Dear Miss Addams,
I have your two letters of May 14, and after consulting with Mrs. Andrews and Mrs. Winslow, we have agreed that there seems no reason for pressing a meeting of the thirty-five committee this June. We had a special work last year of working out our program and as the war will apparently continue for a year or more, and there is no new task for us to perform a meeting seems quite unnecessary when it involves so much expense and trouble for you and others who come from a distance.
You say nothing about the meeting of the Board which I supposed we were to have in June and had hoped might be timed to connect with the June meeting of the Minimum program committee. It is not essential to hold this meeting for any purpose that I know except to push work against the military training bills. I see no other work that we can do now with our small funds. We seem to be embarked on a war of attrition and even if we had money would have to work very cautiously to produce any effect whatever.
I shall approve of not holding a board meeting unless you make it convenient to come to the Minimum Program committee which I suppose will meet for the last time late in June. We could then meet in New York and have a useful conference even if there is no special business. My article on nomination and election of delegates to the Peace Conference who represent the people will probably be published by the Public as they have not returned it. I had thought of tabulating the replies to the questionnaire and making an article about them but they have been on the whole unsatisfactory and showed little thought so I have abandoned that idea.

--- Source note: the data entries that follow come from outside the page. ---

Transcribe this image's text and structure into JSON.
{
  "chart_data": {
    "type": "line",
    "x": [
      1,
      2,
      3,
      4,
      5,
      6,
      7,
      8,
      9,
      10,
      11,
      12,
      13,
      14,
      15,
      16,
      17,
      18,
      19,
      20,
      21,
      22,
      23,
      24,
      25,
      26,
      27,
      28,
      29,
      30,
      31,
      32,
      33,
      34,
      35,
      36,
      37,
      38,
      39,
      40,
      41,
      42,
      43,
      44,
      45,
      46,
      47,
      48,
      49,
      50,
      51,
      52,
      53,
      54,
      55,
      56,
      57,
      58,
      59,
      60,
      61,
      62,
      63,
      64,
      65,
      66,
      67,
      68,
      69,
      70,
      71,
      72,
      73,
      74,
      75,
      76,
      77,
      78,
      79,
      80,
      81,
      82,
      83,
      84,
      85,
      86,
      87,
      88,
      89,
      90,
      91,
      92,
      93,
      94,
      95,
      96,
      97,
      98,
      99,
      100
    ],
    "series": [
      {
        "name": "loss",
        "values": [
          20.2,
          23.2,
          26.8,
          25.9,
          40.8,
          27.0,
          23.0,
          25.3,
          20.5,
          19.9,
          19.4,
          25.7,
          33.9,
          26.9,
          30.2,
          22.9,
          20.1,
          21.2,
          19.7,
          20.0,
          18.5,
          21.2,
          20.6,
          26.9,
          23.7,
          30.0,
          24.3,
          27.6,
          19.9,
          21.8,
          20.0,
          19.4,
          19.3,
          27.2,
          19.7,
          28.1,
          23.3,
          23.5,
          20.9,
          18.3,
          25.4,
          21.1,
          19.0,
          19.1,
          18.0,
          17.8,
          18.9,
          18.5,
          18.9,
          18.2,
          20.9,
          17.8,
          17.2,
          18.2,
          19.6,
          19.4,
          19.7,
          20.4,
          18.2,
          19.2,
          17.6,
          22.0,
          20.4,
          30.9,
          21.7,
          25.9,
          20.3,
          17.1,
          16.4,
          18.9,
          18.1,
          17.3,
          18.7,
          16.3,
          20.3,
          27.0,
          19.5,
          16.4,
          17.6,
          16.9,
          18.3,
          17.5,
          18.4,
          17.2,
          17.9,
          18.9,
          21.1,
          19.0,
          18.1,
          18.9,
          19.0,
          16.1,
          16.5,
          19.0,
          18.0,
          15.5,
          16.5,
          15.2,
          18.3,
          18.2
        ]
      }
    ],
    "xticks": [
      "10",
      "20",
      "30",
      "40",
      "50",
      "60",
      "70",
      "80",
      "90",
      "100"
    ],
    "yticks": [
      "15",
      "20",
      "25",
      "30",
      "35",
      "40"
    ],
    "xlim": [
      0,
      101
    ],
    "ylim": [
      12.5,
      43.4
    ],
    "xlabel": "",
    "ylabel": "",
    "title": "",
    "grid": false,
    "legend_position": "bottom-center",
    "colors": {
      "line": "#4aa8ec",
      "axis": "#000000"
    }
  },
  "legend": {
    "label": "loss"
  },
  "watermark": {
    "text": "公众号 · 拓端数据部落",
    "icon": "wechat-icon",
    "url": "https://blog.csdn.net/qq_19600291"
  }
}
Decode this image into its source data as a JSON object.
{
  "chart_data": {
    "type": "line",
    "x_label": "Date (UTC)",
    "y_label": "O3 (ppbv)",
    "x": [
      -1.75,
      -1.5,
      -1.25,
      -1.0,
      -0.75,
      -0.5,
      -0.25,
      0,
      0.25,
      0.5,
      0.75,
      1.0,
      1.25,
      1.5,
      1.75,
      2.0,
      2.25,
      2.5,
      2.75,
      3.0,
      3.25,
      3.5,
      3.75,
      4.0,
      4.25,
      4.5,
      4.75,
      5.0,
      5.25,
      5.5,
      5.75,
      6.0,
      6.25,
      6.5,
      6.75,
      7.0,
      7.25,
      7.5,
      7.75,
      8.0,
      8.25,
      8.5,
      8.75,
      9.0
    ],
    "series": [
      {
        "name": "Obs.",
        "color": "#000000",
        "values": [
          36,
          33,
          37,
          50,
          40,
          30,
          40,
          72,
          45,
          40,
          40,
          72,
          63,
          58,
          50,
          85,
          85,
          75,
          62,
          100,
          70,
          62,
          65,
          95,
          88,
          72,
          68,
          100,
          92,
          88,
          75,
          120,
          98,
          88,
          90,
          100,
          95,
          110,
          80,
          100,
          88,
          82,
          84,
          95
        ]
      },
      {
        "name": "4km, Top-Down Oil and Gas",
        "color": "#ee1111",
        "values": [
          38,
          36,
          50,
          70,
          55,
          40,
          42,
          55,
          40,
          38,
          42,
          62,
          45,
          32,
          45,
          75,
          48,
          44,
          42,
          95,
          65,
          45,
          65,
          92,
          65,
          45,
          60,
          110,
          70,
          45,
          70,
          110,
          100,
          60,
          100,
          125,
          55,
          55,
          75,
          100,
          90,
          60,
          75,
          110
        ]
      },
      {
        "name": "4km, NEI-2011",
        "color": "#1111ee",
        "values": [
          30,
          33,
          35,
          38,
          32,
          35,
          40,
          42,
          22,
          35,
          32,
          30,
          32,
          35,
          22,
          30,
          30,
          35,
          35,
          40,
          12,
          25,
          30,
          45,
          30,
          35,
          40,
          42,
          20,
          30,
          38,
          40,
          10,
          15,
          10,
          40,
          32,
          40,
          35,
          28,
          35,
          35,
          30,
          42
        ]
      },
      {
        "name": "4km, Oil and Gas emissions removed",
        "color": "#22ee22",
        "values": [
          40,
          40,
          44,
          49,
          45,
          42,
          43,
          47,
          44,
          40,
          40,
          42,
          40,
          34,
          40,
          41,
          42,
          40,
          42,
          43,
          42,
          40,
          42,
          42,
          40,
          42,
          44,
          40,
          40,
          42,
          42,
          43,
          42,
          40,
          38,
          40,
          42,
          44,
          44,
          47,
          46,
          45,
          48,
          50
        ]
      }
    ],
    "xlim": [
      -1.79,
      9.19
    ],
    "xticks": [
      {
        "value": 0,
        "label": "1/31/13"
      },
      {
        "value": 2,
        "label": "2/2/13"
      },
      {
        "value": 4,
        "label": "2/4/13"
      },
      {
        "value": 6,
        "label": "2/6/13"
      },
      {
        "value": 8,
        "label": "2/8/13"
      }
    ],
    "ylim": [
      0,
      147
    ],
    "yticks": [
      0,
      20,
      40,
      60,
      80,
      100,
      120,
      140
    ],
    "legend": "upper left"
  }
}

I shall now be at home for some time busy on some writing and perhaps Forum work. I am greatly pleased with the arrest of the 21 men at Bisbee and with the appearance of the pamphlet "The Truth About The I.W.W." I have just written some newspaper letters about these two evidences of interest in promoting justice.
I quite approve of closing the office through June, July, August and September.
I spend two afternoons a week with Mr. Mead. He reads the New Republic and Atlantic etc. and is keenly interested in the public news but his own personal problem remains as painful and unsettling as ever and some of the conditions are very hard to bear. He came home for two hours recently to "heaven," as he calls it, but the going back was almost too hard to bear.